Monday, July 7, 2008
Representatives of the IBISS program Soldiers Never More along side theirs partner organizations Schools Without Borders and The Remix Project were invited to attend the UN-Habitats International Youth Crime Prevention & Cities Summit, in Duran South Africa. The summit gathered representatives from innovative youth projects from around the world for a four-day program the included presentations, discussions panels, community visits, and lots and lots of networking.
We gave two separate presentations. The first was given by Farinha when he was asked at the last minute to sit in on an experts panel discussing the practicality of a positive dialogue between police in youth as a form of crime prevention. Farinha embraced possibly one of the more controversial opinions at the table as each speaker made their points in font of an audience of around 500 hundred spectators. After presenting the grassroots prevention and intervention methods Soldiers Never More implements, he then argued that at least in Rio an honest dialogue between police and youth would never truly be possible until the government addressed the issue of police brutality and corruption inside the favelas.

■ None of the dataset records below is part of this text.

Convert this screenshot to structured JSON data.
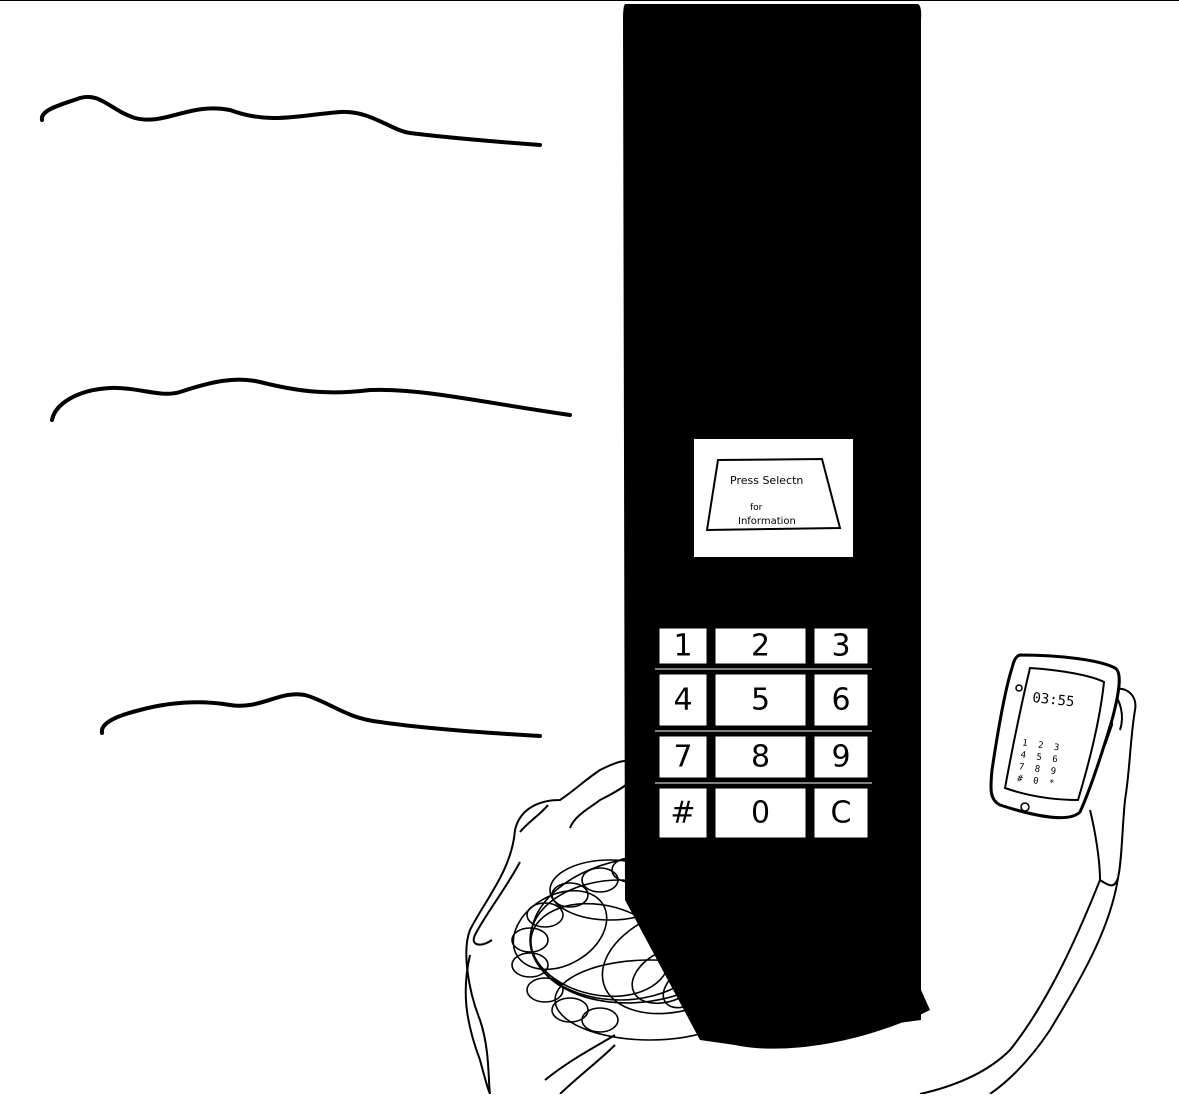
{
  "kiosk": {
    "screen": {
      "line1": "Press Selectn",
      "line2": "for",
      "line3": "Information"
    },
    "keypad": {
      "keys": [
        "1",
        "2",
        "3",
        "4",
        "5",
        "6",
        "7",
        "8",
        "9",
        "#",
        "0",
        "C"
      ]
    }
  },
  "phone": {
    "time": "03:55",
    "keys": [
      "1",
      "2",
      "3",
      "4",
      "5",
      "6",
      "7",
      "8",
      "9",
      "#",
      "0",
      "*"
    ]
  },
  "colors": {
    "ink": "#000000",
    "paper": "#ffffff"
  }
}
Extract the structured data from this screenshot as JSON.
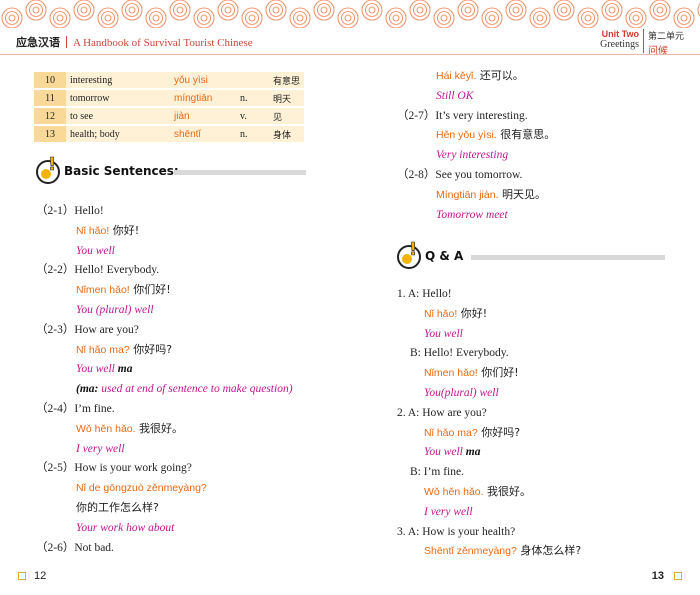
{
  "header": {
    "left_cn": "应急汉语",
    "left_en": "A Handbook of Survival Tourist Chinese",
    "unit_en": "Unit Two",
    "unit_title_en": "Greetings",
    "unit_cn": "第二单元",
    "unit_title_cn": "问候"
  },
  "vocab": [
    {
      "num": "10",
      "en": "interesting",
      "py": "yǒu yìsi",
      "pos": "",
      "cn": "有意思"
    },
    {
      "num": "11",
      "en": "tomorrow",
      "py": "míngtiān",
      "pos": "n.",
      "cn": "明天"
    },
    {
      "num": "12",
      "en": "to see",
      "py": "jiàn",
      "pos": "v.",
      "cn": "见"
    },
    {
      "num": "13",
      "en": "health; body",
      "py": "shēntǐ",
      "pos": "n.",
      "cn": "身体"
    }
  ],
  "sections": {
    "basic": "Basic Sentences:",
    "qa": "Q & A"
  },
  "left_lines": [
    {
      "t": "en",
      "text": "（2-1）Hello!"
    },
    {
      "t": "py",
      "py": "Nǐ hǎo!",
      "cn": "你好!"
    },
    {
      "t": "tr",
      "text": "You well"
    },
    {
      "t": "en",
      "text": "（2-2）Hello! Everybody."
    },
    {
      "t": "py",
      "py": "Nǐmen hǎo!",
      "cn": "你们好!"
    },
    {
      "t": "tr",
      "text": "You (plural) well"
    },
    {
      "t": "en",
      "text": "（2-3）How are you?"
    },
    {
      "t": "py",
      "py": "Nǐ hǎo ma?",
      "cn": "你好吗?"
    },
    {
      "t": "tr",
      "text": "You well",
      "bold": "ma"
    },
    {
      "t": "tr",
      "bold": "(ma:",
      "text": "used at end of sentence to make question)"
    },
    {
      "t": "en",
      "text": "（2-4）I’m fine."
    },
    {
      "t": "py",
      "py": "Wǒ hěn hǎo.",
      "cn": "我很好。"
    },
    {
      "t": "tr",
      "text": "I very well"
    },
    {
      "t": "en",
      "text": "（2-5）How is your work going?"
    },
    {
      "t": "py",
      "py": "Nǐ de gōngzuò zěnmeyàng?",
      "cn": ""
    },
    {
      "t": "cn",
      "text": "你的工作怎么样?"
    },
    {
      "t": "tr",
      "text": "Your work how about"
    },
    {
      "t": "en",
      "text": "（2-6）Not bad."
    }
  ],
  "right_lines": [
    {
      "t": "py",
      "py": "Hái kěyǐ.",
      "cn": "还可以。"
    },
    {
      "t": "tr",
      "text": "Still OK"
    },
    {
      "t": "en",
      "text": "（2-7）It’s very interesting."
    },
    {
      "t": "py",
      "py": "Hěn yǒu yìsi.",
      "cn": "很有意思。"
    },
    {
      "t": "tr",
      "text": "Very interesting"
    },
    {
      "t": "en",
      "text": "（2-8）See you tomorrow."
    },
    {
      "t": "py",
      "py": "Míngtiān jiàn.",
      "cn": "明天见。"
    },
    {
      "t": "tr",
      "text": "Tomorrow meet"
    }
  ],
  "qa_lines": [
    {
      "t": "en",
      "text": "1. A: Hello!"
    },
    {
      "t": "py",
      "py": "Nǐ hǎo!",
      "cn": "你好!"
    },
    {
      "t": "tr",
      "text": "You well"
    },
    {
      "t": "en",
      "text": "B: Hello! Everybody."
    },
    {
      "t": "py",
      "py": "Nǐmen hǎo!",
      "cn": "你们好!"
    },
    {
      "t": "tr",
      "text": "You(plural) well"
    },
    {
      "t": "en",
      "text": "2. A: How are you?"
    },
    {
      "t": "py",
      "py": "Nǐ hǎo ma?",
      "cn": "你好吗?"
    },
    {
      "t": "tr",
      "text": "You well",
      "bold": "ma"
    },
    {
      "t": "en",
      "text": "B: I’m fine."
    },
    {
      "t": "py",
      "py": "Wǒ hěn hǎo.",
      "cn": "我很好。"
    },
    {
      "t": "tr",
      "text": "I very well"
    },
    {
      "t": "en",
      "text": "3. A: How is your health?"
    },
    {
      "t": "py",
      "py": "Shēntǐ zěnmeyàng?",
      "cn": "身体怎么样?"
    }
  ],
  "page_left": "12",
  "page_right": "13"
}
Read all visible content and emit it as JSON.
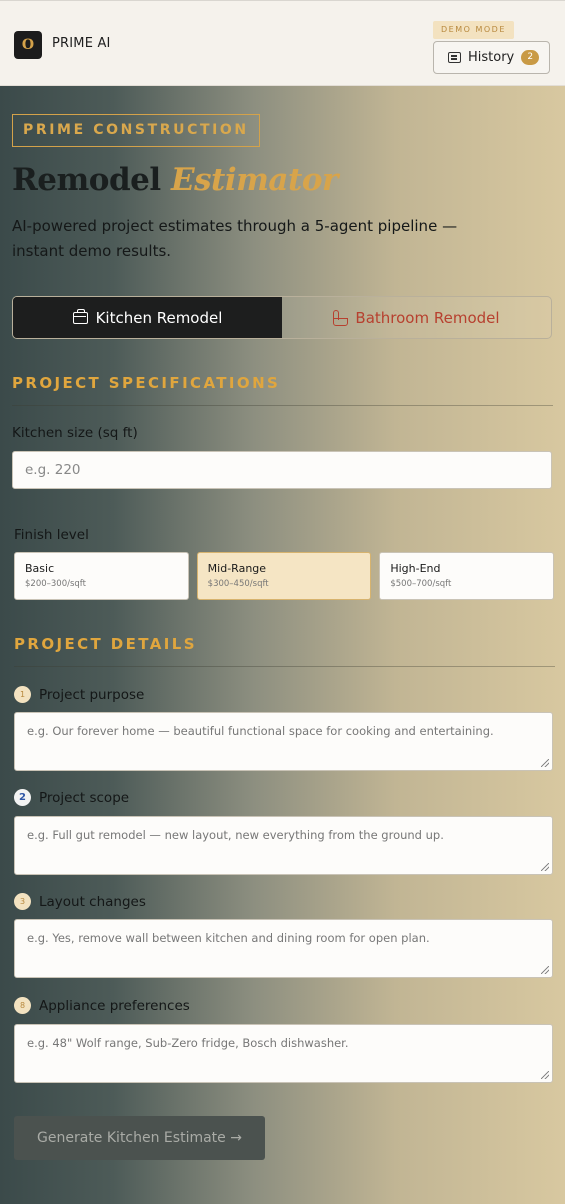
{
  "header": {
    "logo_letter": "O",
    "brand": "PRIME AI",
    "demo_badge": "DEMO MODE",
    "history_label": "History",
    "history_count": "2"
  },
  "hero": {
    "tag": "PRIME CONSTRUCTION",
    "title_main": "Remodel",
    "title_accent": "Estimator",
    "subtitle": "AI-powered project estimates through a 5-agent pipeline — instant demo results."
  },
  "project_types": [
    {
      "label": "Kitchen Remodel",
      "icon": "briefcase-icon",
      "active": true
    },
    {
      "label": "Bathroom Remodel",
      "icon": "bathtub-icon",
      "active": false
    }
  ],
  "specs": {
    "section_title": "PROJECT SPECIFICATIONS",
    "size_label": "Kitchen size (sq ft)",
    "size_placeholder": "e.g. 220",
    "finish_label": "Finish level",
    "finish_options": [
      {
        "name": "Basic",
        "price": "$200–300/sqft",
        "selected": false
      },
      {
        "name": "Mid-Range",
        "price": "$300–450/sqft",
        "selected": true
      },
      {
        "name": "High-End",
        "price": "$500–700/sqft",
        "selected": false
      }
    ]
  },
  "details": {
    "section_title": "PROJECT DETAILS",
    "fields": [
      {
        "num": "1",
        "label": "Project purpose",
        "placeholder": "e.g. Our forever home — beautiful functional space for cooking and entertaining."
      },
      {
        "num": "2",
        "label": "Project scope",
        "placeholder": "e.g. Full gut remodel — new layout, new everything from the ground up."
      },
      {
        "num": "3",
        "label": "Layout changes",
        "placeholder": "e.g. Yes, remove wall between kitchen and dining room for open plan."
      },
      {
        "num": "8",
        "label": "Appliance preferences",
        "placeholder": "e.g. 48\" Wolf range, Sub-Zero fridge, Bosch dishwasher."
      }
    ]
  },
  "submit_label": "Generate Kitchen Estimate →",
  "colors": {
    "accent": "#d4a24a",
    "dark": "#1d1e1e",
    "bathroom_text": "#b7402f"
  }
}
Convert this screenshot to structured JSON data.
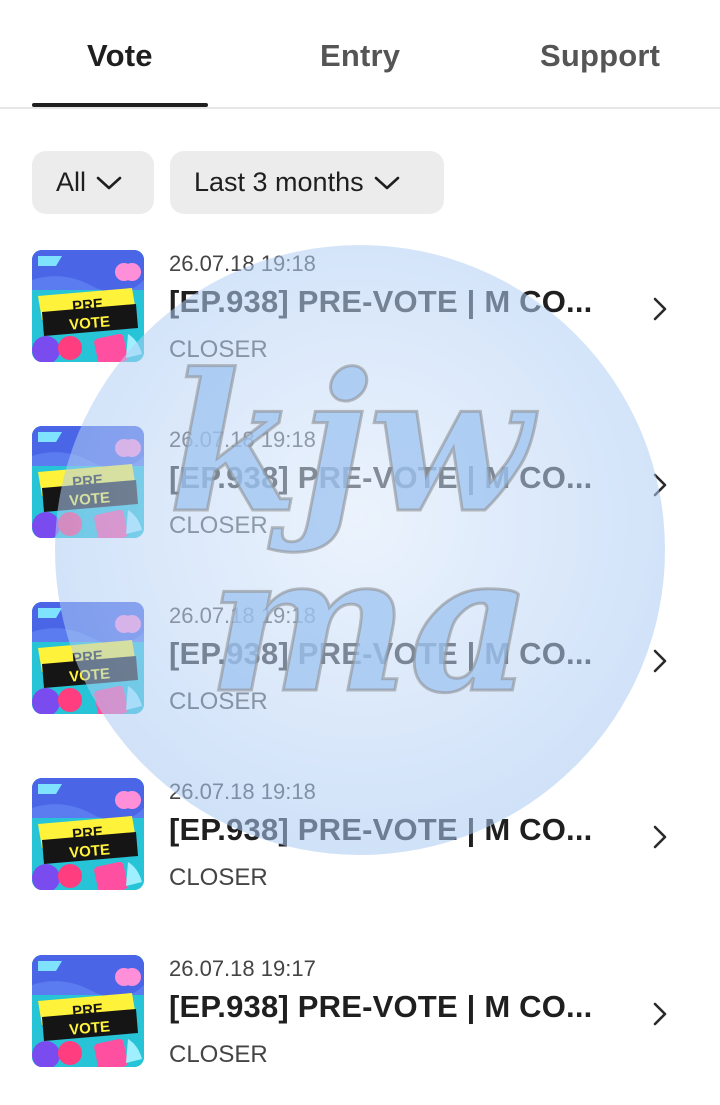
{
  "tabs": [
    {
      "label": "Vote",
      "active": true
    },
    {
      "label": "Entry",
      "active": false
    },
    {
      "label": "Support",
      "active": false
    }
  ],
  "filters": {
    "type": "All",
    "period": "Last 3 months"
  },
  "thumbnail_text": {
    "line1": "PRE",
    "line2": "VOTE"
  },
  "items": [
    {
      "date": "26.07.18",
      "time": "19:18",
      "title": "[EP.938] PRE-VOTE | M CO...",
      "artist": "CLOSER"
    },
    {
      "date": "26.07.18",
      "time": "19:18",
      "title": "[EP.938] PRE-VOTE | M CO...",
      "artist": "CLOSER"
    },
    {
      "date": "26.07.18",
      "time": "19:18",
      "title": "[EP.938] PRE-VOTE | M CO...",
      "artist": "CLOSER"
    },
    {
      "date": "26.07.18",
      "time": "19:18",
      "title": "[EP.938] PRE-VOTE | M CO...",
      "artist": "CLOSER"
    },
    {
      "date": "26.07.18",
      "time": "19:17",
      "title": "[EP.938] PRE-VOTE | M CO...",
      "artist": "CLOSER"
    }
  ],
  "watermark": {
    "text_line1": "kjw",
    "text_line2": "ma"
  },
  "colors": {
    "accent": "#1f1f1f",
    "chip_bg": "#ececec",
    "thumb_bg": "#27c4d7",
    "watermark": "#bcd6f7"
  }
}
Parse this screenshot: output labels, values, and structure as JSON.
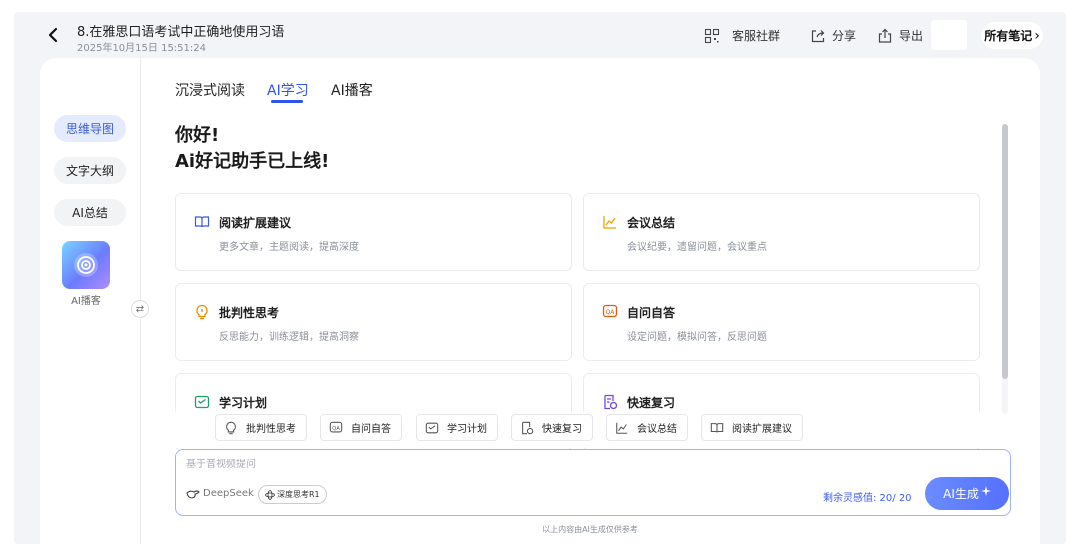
{
  "header": {
    "title": "8.在雅思口语考试中正确地使用习语",
    "datetime": "2025年10月15日 15:51:24",
    "customer_group": "客服社群",
    "share": "分享",
    "export": "导出",
    "all_notes": "所有笔记",
    "all_notes_chevron": "›"
  },
  "sidebar": {
    "items": [
      {
        "label": "思维导图",
        "active": true
      },
      {
        "label": "文字大纲",
        "active": false
      },
      {
        "label": "AI总结",
        "active": false
      }
    ],
    "podcast_label": "AI播客",
    "swap_glyph": "⇄"
  },
  "tabs": [
    {
      "label": "沉浸式阅读",
      "active": false
    },
    {
      "label": "AI学习",
      "active": true
    },
    {
      "label": "AI播客",
      "active": false
    }
  ],
  "greeting": {
    "line1": "你好!",
    "line2": "Ai好记助手已上线!"
  },
  "cards": [
    {
      "title": "阅读扩展建议",
      "desc": "更多文章，主题阅读，提高深度",
      "icon": "book-icon",
      "color": "#3b5bdb"
    },
    {
      "title": "会议总结",
      "desc": "会议纪要，遗留问题，会议重点",
      "icon": "chart-icon",
      "color": "#f2a100"
    },
    {
      "title": "批判性思考",
      "desc": "反思能力，训练逻辑，提高洞察",
      "icon": "bulb-icon",
      "color": "#f08c00"
    },
    {
      "title": "自问自答",
      "desc": "设定问题，模拟问答，反思问题",
      "icon": "qa-icon",
      "color": "#e8590c"
    },
    {
      "title": "学习计划",
      "desc": "",
      "icon": "plan-icon",
      "color": "#1c9d6a"
    },
    {
      "title": "快速复习",
      "desc": "",
      "icon": "review-icon",
      "color": "#7048e8"
    }
  ],
  "chips": [
    {
      "label": "批判性思考",
      "icon": "bulb-icon"
    },
    {
      "label": "自问自答",
      "icon": "qa-icon"
    },
    {
      "label": "学习计划",
      "icon": "plan-icon"
    },
    {
      "label": "快速复习",
      "icon": "review-icon"
    },
    {
      "label": "会议总结",
      "icon": "chart-icon"
    },
    {
      "label": "阅读扩展建议",
      "icon": "book-icon"
    }
  ],
  "input": {
    "placeholder": "基于音视频提问",
    "value": "",
    "model_label": "DeepSeek",
    "deep_think": "深度思考R1",
    "quota": "剩余灵感值: 20/ 20",
    "generate": "AI生成"
  },
  "disclaimer": "以上内容由AI生成仅供参考"
}
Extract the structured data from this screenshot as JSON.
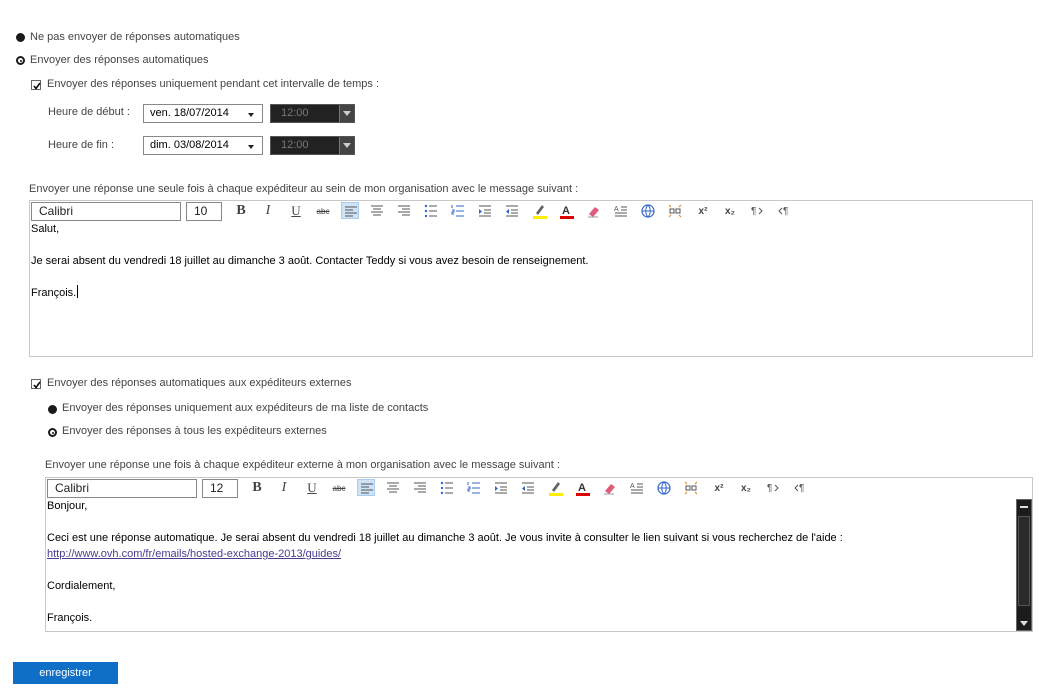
{
  "options": {
    "no_auto_reply": "Ne pas envoyer de réponses automatiques",
    "send_auto_reply": "Envoyer des réponses automatiques",
    "time_range_checkbox": "Envoyer des réponses uniquement pendant cet intervalle de temps :"
  },
  "schedule": {
    "start_label": "Heure de début :",
    "start_date": "ven. 18/07/2014",
    "start_time": "12:00",
    "end_label": "Heure de fin :",
    "end_date": "dim. 03/08/2014",
    "end_time": "12:00"
  },
  "internal": {
    "heading": "Envoyer une réponse une seule fois à chaque expéditeur au sein de mon organisation avec le message suivant :",
    "font": "Calibri",
    "size": "10",
    "lines": [
      "Salut,",
      "",
      "Je serai absent du vendredi 18 juillet au dimanche 3 août. Contacter Teddy si vous avez besoin de renseignement.",
      "",
      "François."
    ]
  },
  "external": {
    "checkbox": "Envoyer des réponses automatiques aux expéditeurs externes",
    "contacts_only": "Envoyer des réponses uniquement aux expéditeurs de ma liste de contacts",
    "all_external": "Envoyer des réponses à tous les expéditeurs externes",
    "heading": "Envoyer une réponse une fois à chaque expéditeur externe à mon organisation avec le message suivant :",
    "font": "Calibri",
    "size": "12",
    "greeting": "Bonjour,",
    "body": "Ceci est une réponse automatique. Je serai absent du vendredi 18 juillet au dimanche 3 août. Je vous invite à consulter le lien suivant si vous recherchez de l'aide :",
    "link": "http://www.ovh.com/fr/emails/hosted-exchange-2013/guides/",
    "closing": "Cordialement,",
    "signature": "François."
  },
  "toolbar": {
    "bold": "B",
    "italic": "I",
    "underline": "U",
    "strike": "abc",
    "superscript": "x²",
    "subscript": "x₂"
  },
  "footer": {
    "save_label": "enregistrer"
  },
  "colors": {
    "accent": "#0f6fc6",
    "highlight": "#ffee00",
    "font_color": "#e00000"
  }
}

Sandro and Andrew presented the next day during a break away section dedicated to discussing how arts and culture can be used as a method of combating urban violence. Sandro spoke about his prevention work that he administers at Espaço IBISS Terra Encantada, and Andrew then talked about the Media Art Training Center that Schools Without Borders and the Remix Project are helping implement together with IBISS. It was concluded that although arts and culture are great tools to help involve youth in creative programs, in order to successfully combat urban violence these programs need to be linked with professional income generating opportunities. That has always been the main intention of the Media Arts Center that is being developing to enrich the work already being done by the Soldiers Never More Program.
The trip went really well, and we were all very well received. Probably the most beneficial aspect of the experience was the networking done during the conference. Without a doubt, many of the youth that were present would never have gotten the opportunity to travel and meet each other outside of these circumstances. We made contacts with hip hop programs from Colombia and South Africa, media arts programs from Kenya and Holland, social health programs from Mexico and Nigeria, as well as policy makers from many different areas of the United Nations. It was also a great learning experience to present under such formal conditions, and to have our work recognized on such an international level.